Words and Painting Exchange Roles: Concretism, Experimentalism and Fine Arts in Portugal

Article by Eduardo Paz Barroso establishing correspondences between some Portuguese artists and the universe of visual poetry, thus discussing aspects of the Portuguese poetry of the 1960s. [Pdf]

In > Journal of Artists’ Books, Number 32, Columbia College Chicago, Center for Book and Paper Arts, pp. 21-28. Fall 2012. ISSN 1085-1461.

From the Introduction > When considering the relations between Concretism, Experimentalism and fine arts in Portugal, we are referred to the universes of Cubist collage, to the mental associations of Surrealism, to Informalism and action painting. All these aesthetic trends provide the means and contexts for new forms of visual thinking that experimental poetry formulates, questioning and self-questioning in accordance with principles that expose the poetic creation simultaneously as creation and theoretical enunciation. Several points of contact and aesthetic affinities between this trend and some of the most significant moments of the Portuguese plastic production are perfectly identifiable. However, it is still insufficiently explored the critical analysis inherent to a pictorial corpus interrogated from the concerns and attitudes of experimental poetry and concrete poetry.

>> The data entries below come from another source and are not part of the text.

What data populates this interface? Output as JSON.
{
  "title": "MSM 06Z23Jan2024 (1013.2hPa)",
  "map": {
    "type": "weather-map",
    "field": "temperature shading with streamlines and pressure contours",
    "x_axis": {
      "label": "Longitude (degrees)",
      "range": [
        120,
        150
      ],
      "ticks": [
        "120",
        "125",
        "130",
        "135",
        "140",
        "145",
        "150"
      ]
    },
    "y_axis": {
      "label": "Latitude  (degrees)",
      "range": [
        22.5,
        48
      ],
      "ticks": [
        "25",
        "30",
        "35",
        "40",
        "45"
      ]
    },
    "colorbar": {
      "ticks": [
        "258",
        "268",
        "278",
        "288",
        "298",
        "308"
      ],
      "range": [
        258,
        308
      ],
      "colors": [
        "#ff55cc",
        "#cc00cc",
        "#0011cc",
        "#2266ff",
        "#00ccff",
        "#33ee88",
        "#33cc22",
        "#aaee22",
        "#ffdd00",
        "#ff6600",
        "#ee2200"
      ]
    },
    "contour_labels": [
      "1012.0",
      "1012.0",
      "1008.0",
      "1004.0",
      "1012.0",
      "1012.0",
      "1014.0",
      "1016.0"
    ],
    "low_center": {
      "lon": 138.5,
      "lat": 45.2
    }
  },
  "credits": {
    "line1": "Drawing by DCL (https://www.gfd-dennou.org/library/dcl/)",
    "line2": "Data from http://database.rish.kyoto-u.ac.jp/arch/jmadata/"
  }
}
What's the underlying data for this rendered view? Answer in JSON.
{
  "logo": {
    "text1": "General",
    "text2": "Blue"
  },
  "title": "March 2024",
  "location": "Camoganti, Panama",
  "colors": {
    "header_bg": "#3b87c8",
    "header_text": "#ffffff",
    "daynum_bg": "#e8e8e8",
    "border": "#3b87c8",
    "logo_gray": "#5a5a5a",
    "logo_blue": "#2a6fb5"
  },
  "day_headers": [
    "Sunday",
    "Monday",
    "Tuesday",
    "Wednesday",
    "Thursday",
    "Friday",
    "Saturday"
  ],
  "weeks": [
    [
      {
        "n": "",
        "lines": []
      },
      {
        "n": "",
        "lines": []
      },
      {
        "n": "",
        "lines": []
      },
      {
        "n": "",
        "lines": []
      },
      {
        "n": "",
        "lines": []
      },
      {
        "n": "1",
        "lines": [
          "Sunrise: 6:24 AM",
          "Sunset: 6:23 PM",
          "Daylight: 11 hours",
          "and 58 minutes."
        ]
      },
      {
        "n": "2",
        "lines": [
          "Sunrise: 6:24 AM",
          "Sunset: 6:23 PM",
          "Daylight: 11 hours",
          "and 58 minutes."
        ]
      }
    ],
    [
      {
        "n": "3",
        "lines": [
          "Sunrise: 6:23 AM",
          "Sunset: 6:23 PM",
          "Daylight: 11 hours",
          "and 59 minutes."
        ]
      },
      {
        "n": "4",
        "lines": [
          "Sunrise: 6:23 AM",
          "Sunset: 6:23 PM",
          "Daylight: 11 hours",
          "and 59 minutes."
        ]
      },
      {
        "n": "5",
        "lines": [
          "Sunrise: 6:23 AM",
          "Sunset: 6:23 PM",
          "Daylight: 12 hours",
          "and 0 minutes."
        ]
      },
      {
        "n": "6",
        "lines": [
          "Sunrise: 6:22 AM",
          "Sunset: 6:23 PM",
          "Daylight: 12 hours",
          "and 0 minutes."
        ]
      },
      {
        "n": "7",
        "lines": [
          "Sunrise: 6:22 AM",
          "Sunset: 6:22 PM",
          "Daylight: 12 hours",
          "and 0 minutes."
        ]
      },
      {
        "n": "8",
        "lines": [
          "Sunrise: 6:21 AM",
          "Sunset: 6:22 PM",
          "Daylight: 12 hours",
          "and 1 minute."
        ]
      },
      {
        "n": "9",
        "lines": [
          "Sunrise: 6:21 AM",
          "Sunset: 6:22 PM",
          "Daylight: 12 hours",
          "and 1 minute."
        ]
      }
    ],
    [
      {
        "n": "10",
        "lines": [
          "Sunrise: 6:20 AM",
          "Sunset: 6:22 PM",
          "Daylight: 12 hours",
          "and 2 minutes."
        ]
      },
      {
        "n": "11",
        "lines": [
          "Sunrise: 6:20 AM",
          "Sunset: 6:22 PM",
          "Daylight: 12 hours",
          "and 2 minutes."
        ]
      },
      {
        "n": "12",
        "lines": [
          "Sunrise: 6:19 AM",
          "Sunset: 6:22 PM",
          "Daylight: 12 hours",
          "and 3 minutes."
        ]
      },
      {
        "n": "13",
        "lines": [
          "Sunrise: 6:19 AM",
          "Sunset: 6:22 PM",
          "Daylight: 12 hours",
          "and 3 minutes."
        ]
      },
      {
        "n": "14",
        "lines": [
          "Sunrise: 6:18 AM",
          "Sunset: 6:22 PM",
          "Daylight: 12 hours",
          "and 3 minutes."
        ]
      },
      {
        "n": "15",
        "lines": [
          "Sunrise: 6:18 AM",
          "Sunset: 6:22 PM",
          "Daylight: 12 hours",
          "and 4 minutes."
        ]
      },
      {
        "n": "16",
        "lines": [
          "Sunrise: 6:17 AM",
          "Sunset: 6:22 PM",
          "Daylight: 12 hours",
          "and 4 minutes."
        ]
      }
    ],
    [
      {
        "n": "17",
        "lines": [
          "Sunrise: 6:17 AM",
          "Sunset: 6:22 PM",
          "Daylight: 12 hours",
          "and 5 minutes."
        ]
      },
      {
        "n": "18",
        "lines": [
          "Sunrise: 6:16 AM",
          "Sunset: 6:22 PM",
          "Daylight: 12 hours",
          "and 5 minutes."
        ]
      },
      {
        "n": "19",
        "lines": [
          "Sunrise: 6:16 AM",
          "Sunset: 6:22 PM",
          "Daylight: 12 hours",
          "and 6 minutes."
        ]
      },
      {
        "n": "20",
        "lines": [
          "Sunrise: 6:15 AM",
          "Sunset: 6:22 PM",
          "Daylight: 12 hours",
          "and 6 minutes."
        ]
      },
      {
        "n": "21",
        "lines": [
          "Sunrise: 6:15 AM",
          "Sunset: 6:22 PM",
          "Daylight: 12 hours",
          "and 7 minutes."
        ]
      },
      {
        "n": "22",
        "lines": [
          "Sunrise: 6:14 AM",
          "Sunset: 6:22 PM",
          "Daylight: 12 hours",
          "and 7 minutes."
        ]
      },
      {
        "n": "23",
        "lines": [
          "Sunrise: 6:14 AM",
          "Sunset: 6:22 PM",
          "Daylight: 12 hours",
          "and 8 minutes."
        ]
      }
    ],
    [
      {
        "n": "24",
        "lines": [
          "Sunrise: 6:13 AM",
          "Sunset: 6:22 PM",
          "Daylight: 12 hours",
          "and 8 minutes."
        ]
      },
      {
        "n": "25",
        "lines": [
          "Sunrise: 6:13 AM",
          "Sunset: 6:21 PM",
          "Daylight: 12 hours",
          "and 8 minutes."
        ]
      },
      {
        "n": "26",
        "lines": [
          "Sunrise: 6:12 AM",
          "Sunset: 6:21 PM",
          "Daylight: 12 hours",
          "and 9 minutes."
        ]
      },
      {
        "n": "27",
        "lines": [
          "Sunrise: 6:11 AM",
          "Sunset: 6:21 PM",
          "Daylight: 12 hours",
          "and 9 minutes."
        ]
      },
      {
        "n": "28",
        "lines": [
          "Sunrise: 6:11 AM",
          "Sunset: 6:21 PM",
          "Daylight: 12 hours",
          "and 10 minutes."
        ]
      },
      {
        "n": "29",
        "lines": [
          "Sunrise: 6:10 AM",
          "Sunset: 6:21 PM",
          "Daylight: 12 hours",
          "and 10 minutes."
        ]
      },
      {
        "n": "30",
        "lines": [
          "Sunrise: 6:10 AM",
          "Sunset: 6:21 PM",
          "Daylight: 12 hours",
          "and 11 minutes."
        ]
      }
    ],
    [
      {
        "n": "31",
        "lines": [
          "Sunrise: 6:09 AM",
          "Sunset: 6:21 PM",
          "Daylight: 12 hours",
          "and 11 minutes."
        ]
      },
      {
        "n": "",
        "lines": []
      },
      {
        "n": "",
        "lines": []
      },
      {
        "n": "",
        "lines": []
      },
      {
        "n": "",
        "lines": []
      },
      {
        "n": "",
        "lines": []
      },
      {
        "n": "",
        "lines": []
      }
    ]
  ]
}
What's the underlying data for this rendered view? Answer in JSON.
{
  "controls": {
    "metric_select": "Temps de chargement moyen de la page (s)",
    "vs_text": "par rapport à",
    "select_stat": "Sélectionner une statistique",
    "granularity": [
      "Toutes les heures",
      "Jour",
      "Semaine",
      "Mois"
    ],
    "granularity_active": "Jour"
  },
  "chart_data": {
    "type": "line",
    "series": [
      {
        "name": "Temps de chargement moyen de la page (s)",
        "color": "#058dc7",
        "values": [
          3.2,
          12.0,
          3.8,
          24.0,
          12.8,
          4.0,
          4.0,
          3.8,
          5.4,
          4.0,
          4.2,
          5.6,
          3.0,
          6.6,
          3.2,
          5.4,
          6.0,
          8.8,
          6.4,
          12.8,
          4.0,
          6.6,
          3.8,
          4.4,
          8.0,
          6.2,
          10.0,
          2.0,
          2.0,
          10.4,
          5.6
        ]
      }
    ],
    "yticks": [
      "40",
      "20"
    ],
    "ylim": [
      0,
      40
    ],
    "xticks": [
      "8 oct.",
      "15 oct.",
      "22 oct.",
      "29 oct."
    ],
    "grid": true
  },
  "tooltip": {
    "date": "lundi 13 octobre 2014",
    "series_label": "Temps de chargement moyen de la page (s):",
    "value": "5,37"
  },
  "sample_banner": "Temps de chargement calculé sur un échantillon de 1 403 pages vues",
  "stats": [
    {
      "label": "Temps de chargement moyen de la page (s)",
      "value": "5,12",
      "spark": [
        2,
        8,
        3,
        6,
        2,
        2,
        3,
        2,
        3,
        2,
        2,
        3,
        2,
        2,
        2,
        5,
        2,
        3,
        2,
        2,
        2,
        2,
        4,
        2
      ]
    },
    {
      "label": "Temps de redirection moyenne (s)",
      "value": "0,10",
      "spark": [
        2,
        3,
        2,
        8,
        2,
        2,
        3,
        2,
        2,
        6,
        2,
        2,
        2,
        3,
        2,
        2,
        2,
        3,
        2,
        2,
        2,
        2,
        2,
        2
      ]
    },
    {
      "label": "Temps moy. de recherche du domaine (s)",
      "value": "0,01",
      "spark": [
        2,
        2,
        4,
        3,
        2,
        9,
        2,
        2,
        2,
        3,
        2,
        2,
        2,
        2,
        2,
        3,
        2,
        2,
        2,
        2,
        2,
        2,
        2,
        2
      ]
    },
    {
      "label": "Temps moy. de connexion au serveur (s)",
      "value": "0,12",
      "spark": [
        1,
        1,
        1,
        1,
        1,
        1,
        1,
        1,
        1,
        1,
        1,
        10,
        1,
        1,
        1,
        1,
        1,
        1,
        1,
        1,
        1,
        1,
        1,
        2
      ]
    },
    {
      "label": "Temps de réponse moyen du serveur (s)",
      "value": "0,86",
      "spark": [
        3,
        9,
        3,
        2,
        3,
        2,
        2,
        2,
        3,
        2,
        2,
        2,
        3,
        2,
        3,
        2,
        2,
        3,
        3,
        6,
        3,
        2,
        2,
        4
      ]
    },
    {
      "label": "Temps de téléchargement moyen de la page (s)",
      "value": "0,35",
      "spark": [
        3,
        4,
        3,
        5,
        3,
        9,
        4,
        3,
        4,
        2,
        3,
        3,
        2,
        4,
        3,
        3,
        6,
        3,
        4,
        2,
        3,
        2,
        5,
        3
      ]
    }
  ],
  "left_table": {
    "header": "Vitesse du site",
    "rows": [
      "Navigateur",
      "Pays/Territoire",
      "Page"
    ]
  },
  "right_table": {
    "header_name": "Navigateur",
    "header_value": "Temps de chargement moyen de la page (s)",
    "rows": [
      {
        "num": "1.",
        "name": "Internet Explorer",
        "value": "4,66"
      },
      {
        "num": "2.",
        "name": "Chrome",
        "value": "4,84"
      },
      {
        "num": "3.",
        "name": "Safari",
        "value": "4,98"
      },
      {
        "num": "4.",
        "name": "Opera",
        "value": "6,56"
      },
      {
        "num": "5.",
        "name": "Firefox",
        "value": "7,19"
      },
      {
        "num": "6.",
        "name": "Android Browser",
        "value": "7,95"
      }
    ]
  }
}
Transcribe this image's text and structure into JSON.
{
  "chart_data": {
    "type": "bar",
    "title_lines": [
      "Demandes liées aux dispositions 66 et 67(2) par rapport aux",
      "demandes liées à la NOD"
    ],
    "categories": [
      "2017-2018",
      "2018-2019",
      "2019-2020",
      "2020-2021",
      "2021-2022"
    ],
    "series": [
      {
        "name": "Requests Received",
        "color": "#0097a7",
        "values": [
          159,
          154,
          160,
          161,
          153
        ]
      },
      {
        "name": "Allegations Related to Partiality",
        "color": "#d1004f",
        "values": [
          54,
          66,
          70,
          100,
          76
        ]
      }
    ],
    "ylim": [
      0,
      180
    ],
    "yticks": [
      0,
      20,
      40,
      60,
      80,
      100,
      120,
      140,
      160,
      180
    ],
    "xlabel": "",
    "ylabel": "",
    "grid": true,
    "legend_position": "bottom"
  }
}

The place of poetry in modern and contemporary Portuguese literature marks a kind of originality without a name. More than a pure purpose of language and its subject, it is an accelerated experimentation. This is due both to the dizzying capacity of the “saying” as to the imagery of the word that breaks through as a “pluri-significant” event full of oniric possibilities. In this context, the term Literature has not so much its institutional and ideological meaning which refers to a “theory of literature”, but is rather an “archipelago of metaphors” (Lourenço, 1988:205), each metaphor with its own filament, its demarcation of episodes where language breaks all the grammars, according to criteria of solitary poetic authorship, which is always the condition of an “I” that resists the critique reunification with the “person” of the author.